端起手边凝润的芙蓉白玉茶盏,平婕妤微抿了一小口的茶水,斜眼看向那上首慌乱的无措的姝昭仪,眼底不无讽刺。
呵——
她梁家倒了,可慕家这次怕是也要折了位大将军!能看着姝昭仪面色大变,于她倒是一大趣事!放下了手中的茶盏,平婕妤施施然行至大厅中间,浅笑道:“姝昭仪莫不是还不知道此事,当真是臣妾的疏忽了。”
慕灼华脸色越发的苍白,她心中是想不信的,可看着那平婕妤这般姿态,却是越发的惶恐不安了。尤其是想到皇上偶尔的欲言又止,还有她这宫里的平静。她原先也只当是她有喜的缘故,如今……
不过她的笑话也不是别人想看就能看的,这也得问问她行不行。即便心中恨不得立马去见皇上问一个答案,可这会儿她的面上却是让人看不出分毫,眼睛定定的看着大厅中间的平婕妤,直看得人家心里发慌,才不屑道:“本宫私以为平婕妤此次登门,是明了皇上的意思,如今看来,当真是本宫高看妹妹了。”
她虽然不耐同这些宫妃们姐姐妹妹的称呼着,可这会儿若是称她为妹妹能够多恶心恶心她,慕灼华倒是不介意多唤几声“妹妹”。不过她确实是成功的恶心到了平婕妤,被一个自己憎恨厌恶的人连连唤着妹妹,平婕妤是再大的耐心这会儿扛不住了,更更何况她从来不是一个这样的人。

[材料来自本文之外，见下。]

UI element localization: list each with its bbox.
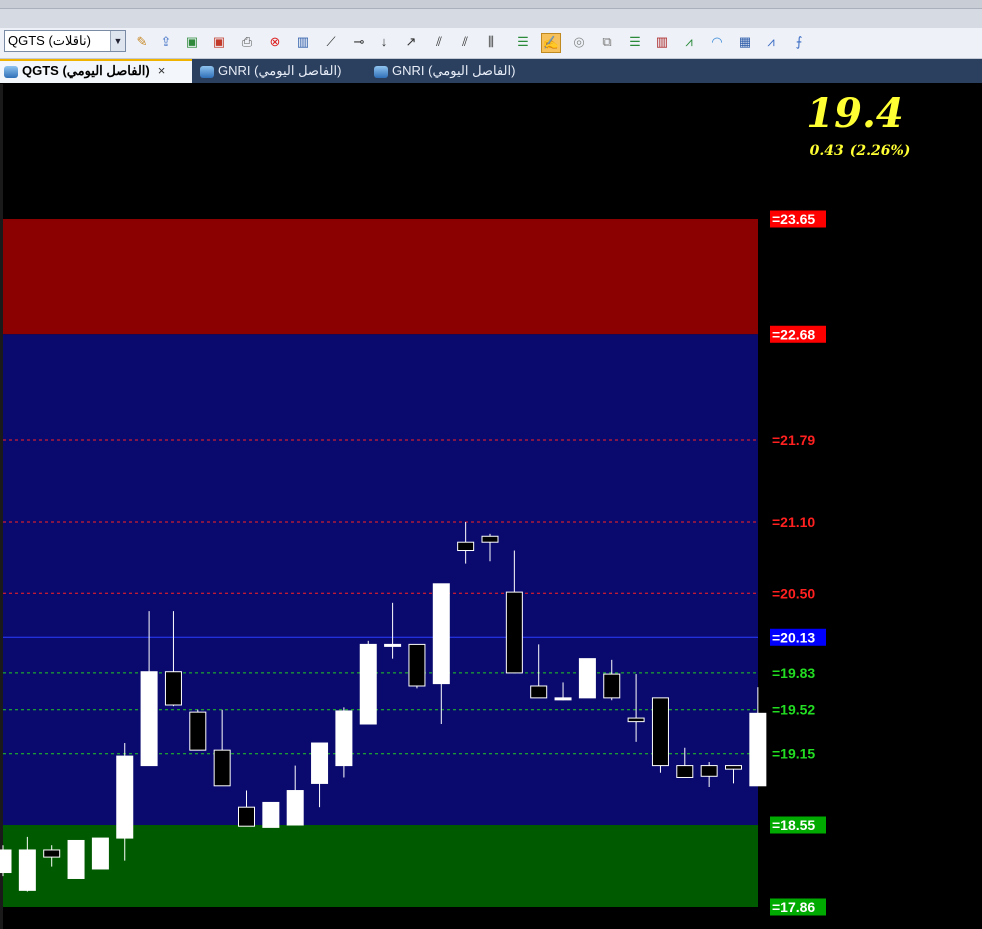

硬撑着和慕灼华你来我往,终于还是一甩袖,阴阳怪气地告辞离去。外人走了,她们这内人也要好好说道说道了。春竹等人还在愤怒地盯着平婕妤离去的背影,等她回过神来想着在姝昭仪面前好好的一抒对平婕妤的愤怒时,就见着慕灼华平静的看着她们,就是太平静了,才让她们打心底里慌促。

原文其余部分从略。